Until one day they do. Lily blurts out her feelings about Salma’s sandwich.
Salma frowned. She looked down at the thin, soft bread, and she thought of her beautiful, smiling mother as she carefully cut Salma’s sandwich in two neat halves that morning.
The next line is the most brilliant in the book, I think: Her hurt feelings turned to mad.
Isn’t that how it goes? Once, when I read this in story time a little boy smacked his forehead with his hands and said, “Oh no!”
Oh no, is right — Salma snaps back with hurtful words about the grossness and offensive smell of Lily’s sandwich.
Lily looked surprised. She sniffed the thick, squishy bread, and she thought of her dad in his silly apron, whistling as he cut Lily’s sandwich into two perfect triangles that morning.

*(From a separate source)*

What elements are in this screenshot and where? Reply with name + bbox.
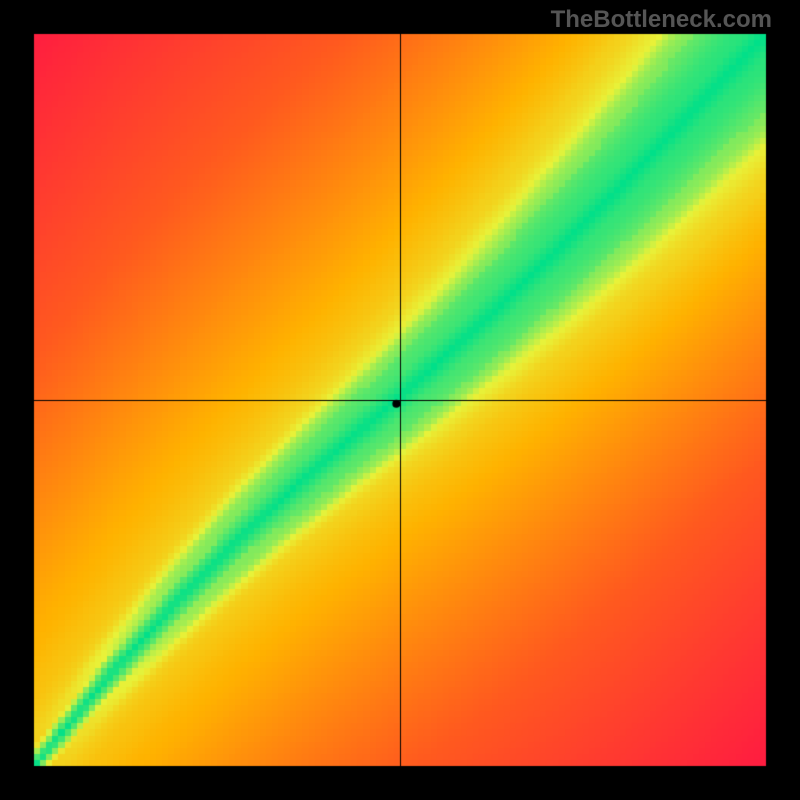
watermark-text: TheBottleneck.com: [551, 6, 772, 34]
chart-container: TheBottleneck.com: [0, 0, 800, 800]
bottleneck-heatmap: [0, 0, 800, 800]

Well, the disagreement is personal and hurtful, and the friends part ways after a few more hurtful exchanges. No more picture drawing, swinging, and jump roping. They don’t eat together, they don’t talk…and the pictures are exquisite — two deflated girls without their best friend.
Meanwhile…the story spread and everyone in the lunchroom began to choose sides around the peanut butter and hummus sandwiches.
Pretty soon the rude insults had nothing at all to do with peanut butter or hummus.
“That’s so dumb!” said one outraged girl I was reading to. I nodded vaguely and turned the page to the two-page spread of a food fight right there in the lunchroom. “See!” said the girl. She held her head as if she had the worst headache.
This is how wars start, people! Interestingly, every time I look for this book on my shelf I’m looking for the title “The Sandwich War” and am then reminded that the actual title is more…peaceful. As is the book in the end.
Salma and Lily come to their senses as pudding cups and carrot sticks whip past their heads. They’re required to help clean up the mess and they’re sent to the principal’s office, as well. Again, the illustrations carry the feelings — two small girls, made smaller by all that has happened.
The next day, brave Salma sits down across from Lily at lunch. In return, Lily works up the courage to ask Salma if she’d like to try her peanut butter and jelly sandwich. A swap occurs, as well as glad exclamations of the yumminess of each others sandwiches.
The girls hatch a plan, which is depicted entirely in a gorgeous pull-out three page spread.
When I read this to kids, we looks at all the flags and try to identify them. We wonder what food was brought to represent each country. I’ve always wanted to have such a potluck after the book, but although I’ve been to such potlucks, I never seem to have the book with me at the right time. Perhaps I just need to carry it around in my purse… Or create such an event!